Najważniejszy był moment, gdy przełamałam barierę wstydu. Dwa lata wcześniej też wzięłam w przedszkolu deklarację, ale nie odważyłam się jej wypełnić - opowiada Ewa Ilczuk.
Jej rodzina, tak jak 977 innych z Podlasia, dostała w zeszłym roku pomoc w ramach Szlachetnej Paczki. - Jedzenia starczyło na pół roku. Dostaliśmy też sporo chemii, zabawek, dwie kurtki dla syna... - przypomina Andrzej Ilczuk.
- I mój rower! - przerywa mu 6-letni Bartek.
Chłopak ma problem ze stopami. Jazda na rowerze jest dla niego rodzajem rehabilitacji. - Przede wszystkim wzrosło nasze poczucie bezpieczeństwa. Zaoszczędzone dzięki pomocy ze Szlachetnej Paczki pieniądze mogłem m.in. naprawić samochód. Z Bartusiem trzeba jeździć na rehabilitację do Warszawy- tłumaczy pan Andrzej.
Rodzina żyje z jednej wypłaty. Ma jednak za „duży” (dokładnie o 1,5 zł) dochód, by starać się o mieszkanie komunalne. Nie kwalifikuje się do zasiłku rodzinnego.
Szlachetna Paczka pomaga spełniać najróżniejsze marzenia. - Samotna starsza kobieta nigdy w życiu nie miała pralki. Gdy ją dostała, ucałowała urządzenie. Pewien pan poprosił o jedzenie, środki czystości i białe rajstopki dla 7-letniej córeczki - opowiada Joanna Godlewska ze Szlachetnej Paczki. Dodaje, że zgłaszający się po pomoc nie mają wygórowanych potrzeb. - Staramy się zrealizować te najpilniejsze - podkreśla Godlewska.

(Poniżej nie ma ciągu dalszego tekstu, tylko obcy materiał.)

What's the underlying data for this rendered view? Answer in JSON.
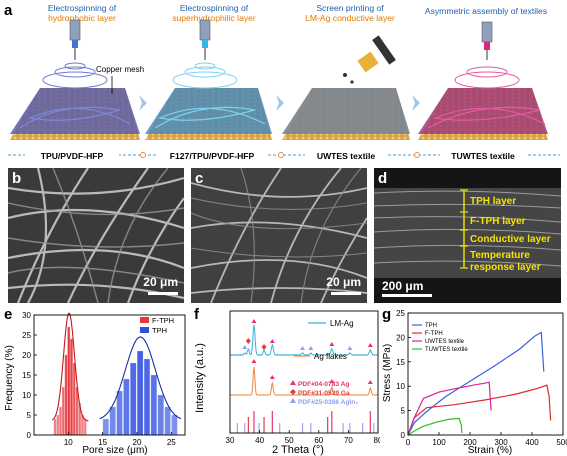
{
  "panel_labels": {
    "a": "a",
    "b": "b",
    "c": "c",
    "d": "d",
    "e": "e",
    "f": "f",
    "g": "g"
  },
  "panel_a": {
    "steps": [
      {
        "line1": "Electrospinning of",
        "line2": "hydrophobic layer",
        "line1_color": "#1f5fae",
        "line2_color": "#e07b00"
      },
      {
        "line1": "Electrospinning of",
        "line2": "superhydrophilic layer",
        "line1_color": "#1f5fae",
        "line2_color": "#e07b00"
      },
      {
        "line1": "Screen printing of",
        "line2": "LM-Ag conductive layer",
        "line1_color": "#1f5fae",
        "line2_color": "#e07b00"
      },
      {
        "line1": "Asymmetric assembly of textiles",
        "line2": "",
        "line1_color": "#1f5fae",
        "line2_color": "#e07b00"
      }
    ],
    "copper_mesh_label": "Copper mesh",
    "stage_names": [
      "TPU/PVDF-HFP",
      "F127/TPU/PVDF-HFP",
      "UWTES textile",
      "TUWTES textile"
    ]
  },
  "panel_b": {
    "scale": "20 μm"
  },
  "panel_c": {
    "scale": "20 μm"
  },
  "panel_d": {
    "scale": "200 μm",
    "layers": [
      "TPH layer",
      "F-TPH layer",
      "Conductive layer",
      "Temperature",
      "response layer"
    ],
    "layer_color": "#f5e400"
  },
  "chart_data": [
    {
      "type": "bar",
      "panel": "e",
      "xlabel": "Pore size (μm)",
      "ylabel": "Frequency (%)",
      "xlim": [
        5,
        27
      ],
      "ylim": [
        0,
        30
      ],
      "xticks": [
        10,
        15,
        20,
        25
      ],
      "yticks": [
        0,
        5,
        10,
        15,
        20,
        25,
        30
      ],
      "legend_position": "top-right",
      "series": [
        {
          "name": "F-TPH",
          "color": "#e8343a",
          "bin_width": 0.42,
          "x": [
            8.1,
            8.5,
            8.9,
            9.3,
            9.7,
            10.1,
            10.5,
            10.9,
            11.3,
            11.7,
            12.1,
            12.5
          ],
          "values": [
            4,
            5,
            7,
            12,
            20,
            27,
            24,
            18,
            12,
            8,
            5,
            4
          ]
        },
        {
          "name": "TPH",
          "color": "#2f4fe0",
          "bin_width": 0.92,
          "x": [
            15.5,
            16.5,
            17.5,
            18.5,
            19.5,
            20.5,
            21.5,
            22.5,
            23.5,
            24.5,
            25.5
          ],
          "values": [
            4,
            7,
            11,
            14,
            18,
            21,
            19,
            15,
            10,
            7,
            5
          ]
        }
      ]
    },
    {
      "type": "line",
      "panel": "f",
      "xlabel": "2 Theta (°)",
      "ylabel": "Intensity (a.u.)",
      "xlim": [
        30,
        80
      ],
      "xticks": [
        30,
        40,
        50,
        60,
        70,
        80
      ],
      "series": [
        {
          "name": "LM-Ag",
          "color": "#3bb0d8"
        },
        {
          "name": "Ag flakes",
          "color": "#f0883a"
        }
      ],
      "reference_legend": [
        {
          "label": "PDF#04-0783 Ag",
          "color": "#e8346e",
          "marker": "triangle"
        },
        {
          "label": "PDF#31-0539 Ga",
          "color": "#e04040",
          "marker": "diamond"
        },
        {
          "label": "PDF#25-0386 AgIn₂",
          "color": "#8fa0f0",
          "marker": "triangle"
        }
      ],
      "reference_lines": [
        {
          "x": 32.5,
          "color": "#9aa6f0"
        },
        {
          "x": 35.0,
          "color": "#9aa6f0"
        },
        {
          "x": 36.2,
          "color": "#e04040"
        },
        {
          "x": 38.1,
          "color": "#e8346e"
        },
        {
          "x": 39.8,
          "color": "#9aa6f0"
        },
        {
          "x": 41.5,
          "color": "#e04040"
        },
        {
          "x": 44.3,
          "color": "#e8346e"
        },
        {
          "x": 46.8,
          "color": "#9aa6f0"
        },
        {
          "x": 54.5,
          "color": "#9aa6f0"
        },
        {
          "x": 57.3,
          "color": "#9aa6f0"
        },
        {
          "x": 63.0,
          "color": "#e04040"
        },
        {
          "x": 64.4,
          "color": "#e8346e"
        },
        {
          "x": 68.2,
          "color": "#9aa6f0"
        },
        {
          "x": 70.5,
          "color": "#9aa6f0"
        },
        {
          "x": 74.8,
          "color": "#9aa6f0"
        },
        {
          "x": 77.4,
          "color": "#e8346e"
        },
        {
          "x": 78.6,
          "color": "#9aa6f0"
        }
      ]
    },
    {
      "type": "line",
      "panel": "g",
      "xlabel": "Strain (%)",
      "ylabel": "Stress (MPa)",
      "xlim": [
        0,
        500
      ],
      "ylim": [
        0,
        25
      ],
      "xticks": [
        0,
        100,
        200,
        300,
        400,
        500
      ],
      "yticks": [
        0,
        5,
        10,
        15,
        20,
        25
      ],
      "legend_position": "top-left",
      "series": [
        {
          "name": "TPH",
          "color": "#3a5fe0",
          "x": [
            0,
            20,
            60,
            120,
            200,
            280,
            360,
            410,
            430,
            438
          ],
          "y": [
            0,
            2.5,
            4.8,
            7.8,
            11,
            14.2,
            17.6,
            20.3,
            21,
            13
          ]
        },
        {
          "name": "F-TPH",
          "color": "#e02a2a",
          "x": [
            0,
            20,
            60,
            150,
            250,
            350,
            420,
            448,
            455,
            460
          ],
          "y": [
            0,
            3.5,
            5.6,
            6.2,
            7.2,
            8.4,
            9.6,
            10.2,
            8,
            3
          ]
        },
        {
          "name": "UWTES textile",
          "color": "#d8249a",
          "x": [
            0,
            20,
            50,
            100,
            160,
            210,
            245,
            262,
            268
          ],
          "y": [
            0,
            3.5,
            7.5,
            8.8,
            9.6,
            10.2,
            10.6,
            10.8,
            5
          ]
        },
        {
          "name": "TUWTES textile",
          "color": "#28c028",
          "x": [
            0,
            20,
            50,
            90,
            130,
            165,
            172,
            174
          ],
          "y": [
            0,
            0.8,
            1.8,
            2.6,
            3.2,
            3.4,
            2,
            0.4
          ]
        }
      ]
    }
  ]
}
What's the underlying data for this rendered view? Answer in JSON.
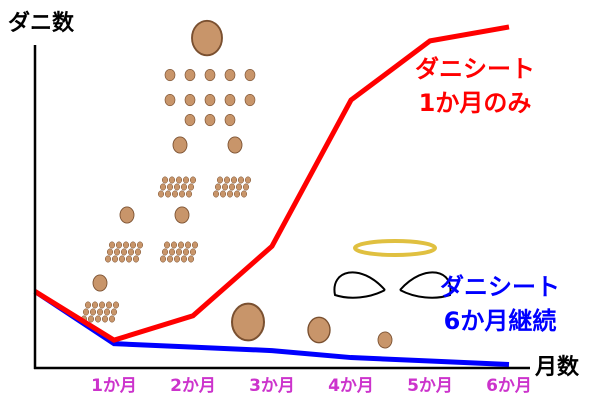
{
  "chart_data": {
    "type": "line",
    "y_label": "ダニ数",
    "x_label": "月数",
    "categories": [
      null,
      "1か月",
      "2か月",
      "3か月",
      "4か月",
      "5か月",
      "6か月"
    ],
    "series": [
      {
        "name": "ダニシート\n1か月のみ",
        "color": "#ff0000",
        "values": [
          22,
          8,
          15,
          35,
          77,
          94,
          98
        ]
      },
      {
        "name": "ダニシート\n6か月継続",
        "color": "#0000ff",
        "values": [
          22,
          7,
          6,
          5,
          3,
          2,
          1
        ]
      }
    ],
    "ylim": [
      0,
      100
    ],
    "tick_color": "#cc33cc"
  }
}
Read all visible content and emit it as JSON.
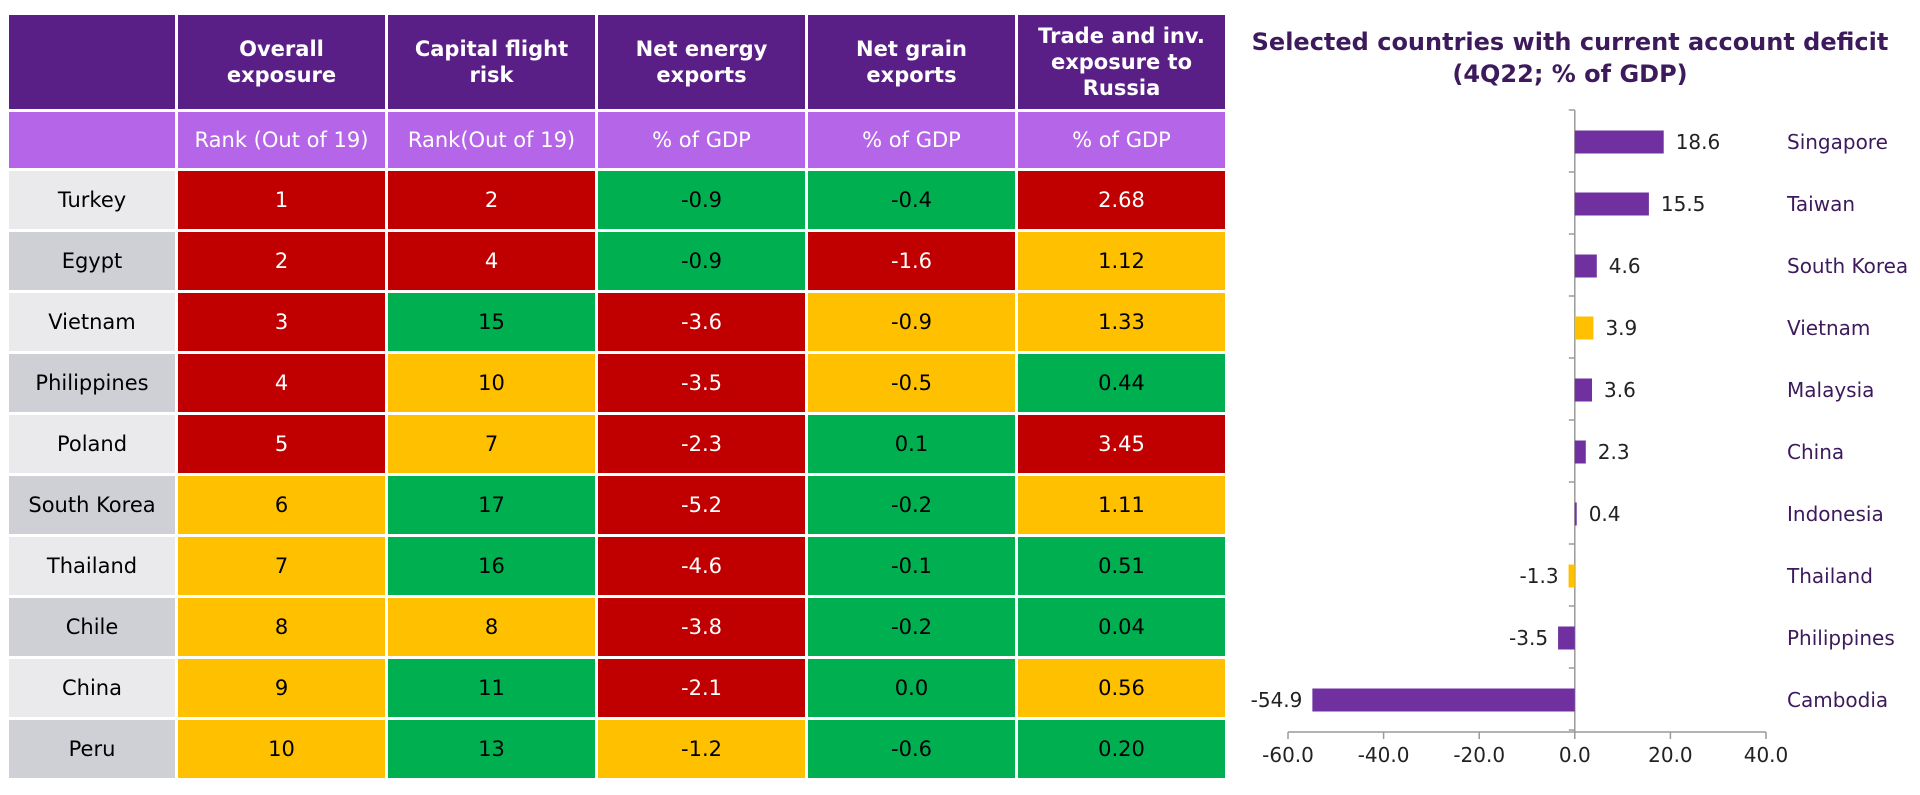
{
  "table": {
    "headers": [
      "Overall exposure",
      "Capital flight risk",
      "Net energy exports",
      "Net grain exports",
      "Trade and inv. exposure to Russia"
    ],
    "header_lines": [
      [
        "Overall",
        "exposure"
      ],
      [
        "Capital flight",
        "risk"
      ],
      [
        "Net energy",
        "exports"
      ],
      [
        "Net grain",
        "exports"
      ],
      [
        "Trade and inv.",
        "exposure to",
        "Russia"
      ]
    ],
    "subheaders": [
      "Rank (Out of 19)",
      "Rank(Out of 19)",
      "% of GDP",
      "% of GDP",
      "% of GDP"
    ],
    "rows": [
      {
        "country": "Turkey",
        "values": [
          "1",
          "2",
          "-0.9",
          "-0.4",
          "2.68"
        ],
        "colors": [
          "red",
          "red",
          "green",
          "green",
          "red"
        ]
      },
      {
        "country": "Egypt",
        "values": [
          "2",
          "4",
          "-0.9",
          "-1.6",
          "1.12"
        ],
        "colors": [
          "red",
          "red",
          "green",
          "red",
          "yellow"
        ]
      },
      {
        "country": "Vietnam",
        "values": [
          "3",
          "15",
          "-3.6",
          "-0.9",
          "1.33"
        ],
        "colors": [
          "red",
          "green",
          "red",
          "yellow",
          "yellow"
        ]
      },
      {
        "country": "Philippines",
        "values": [
          "4",
          "10",
          "-3.5",
          "-0.5",
          "0.44"
        ],
        "colors": [
          "red",
          "yellow",
          "red",
          "yellow",
          "green"
        ]
      },
      {
        "country": "Poland",
        "values": [
          "5",
          "7",
          "-2.3",
          "0.1",
          "3.45"
        ],
        "colors": [
          "red",
          "yellow",
          "red",
          "green",
          "red"
        ]
      },
      {
        "country": "South Korea",
        "values": [
          "6",
          "17",
          "-5.2",
          "-0.2",
          "1.11"
        ],
        "colors": [
          "yellow",
          "green",
          "red",
          "green",
          "yellow"
        ]
      },
      {
        "country": "Thailand",
        "values": [
          "7",
          "16",
          "-4.6",
          "-0.1",
          "0.51"
        ],
        "colors": [
          "yellow",
          "green",
          "red",
          "green",
          "green"
        ]
      },
      {
        "country": "Chile",
        "values": [
          "8",
          "8",
          "-3.8",
          "-0.2",
          "0.04"
        ],
        "colors": [
          "yellow",
          "yellow",
          "red",
          "green",
          "green"
        ]
      },
      {
        "country": "China",
        "values": [
          "9",
          "11",
          "-2.1",
          "0.0",
          "0.56"
        ],
        "colors": [
          "yellow",
          "green",
          "red",
          "green",
          "yellow"
        ]
      },
      {
        "country": "Peru",
        "values": [
          "10",
          "13",
          "-1.2",
          "-0.6",
          "0.20"
        ],
        "colors": [
          "yellow",
          "green",
          "yellow",
          "green",
          "green"
        ]
      }
    ],
    "color_map": {
      "red": "#c00000",
      "green": "#00b050",
      "yellow": "#ffc000"
    }
  },
  "chart_data": {
    "type": "bar",
    "orientation": "horizontal",
    "title": "Selected countries with current account deficit (4Q22; % of GDP)",
    "title_lines": [
      "Selected countries with current account deficit",
      "(4Q22; % of GDP)"
    ],
    "categories": [
      "Singapore",
      "Taiwan",
      "South Korea",
      "Vietnam",
      "Malaysia",
      "China",
      "Indonesia",
      "Thailand",
      "Philippines",
      "Cambodia"
    ],
    "values": [
      18.6,
      15.5,
      4.6,
      3.9,
      3.6,
      2.3,
      0.4,
      -1.3,
      -3.5,
      -54.9
    ],
    "value_labels": [
      "18.6",
      "15.5",
      "4.6",
      "3.9",
      "3.6",
      "2.3",
      "0.4",
      "-1.3",
      "-3.5",
      "-54.9"
    ],
    "bar_colors": [
      "#7030a0",
      "#7030a0",
      "#7030a0",
      "#ffc000",
      "#7030a0",
      "#7030a0",
      "#7030a0",
      "#ffc000",
      "#7030a0",
      "#7030a0"
    ],
    "xlim": [
      -60,
      40
    ],
    "xticks": [
      -60,
      -40,
      -20,
      0,
      20,
      40
    ],
    "xtick_labels": [
      "-60.0",
      "-40.0",
      "-20.0",
      "0.0",
      "20.0",
      "40.0"
    ],
    "grid": false,
    "legend": "none"
  }
}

W sobotę wolontariusze Szlachetnej Paczki uroczyście otworzyli tegoroczną edycję akcji. Maszerowali po centrum Białegostoku i zachęcali przechodniów do otwarcia serc. W tym roku marsz odbył się pod hasłem „Koniec ery dorobkiewiczów”.
- Chcemy przekonać ludzi do tego, że powinni cześć swojego dorobku zamienić na dobro, które mogą przekazać potrzebującym rodzinom - tłumaczy Joanna Godlewska.
Jednocześnie ze Szlachetną Paczka rusza też siostrzany projekt - Akademia Przyszłości. Darczyńca wybiera dziecko, któremu, które ma problemy w szkole i pochodzi z niezamożnej rodziny. Finansuje mu tzw. indeks obejmujący m.in. wyprawki dla uczniów czy koszt szkolenia wolontariuszy. Ci ostatni będą z uczniami np. odrabiać lekcje. W projekcie chodzi przede wszystkim o to, by dziecko już od najmłodszych lat uczyło się wierzyć w siebie i osiągało sukcesy.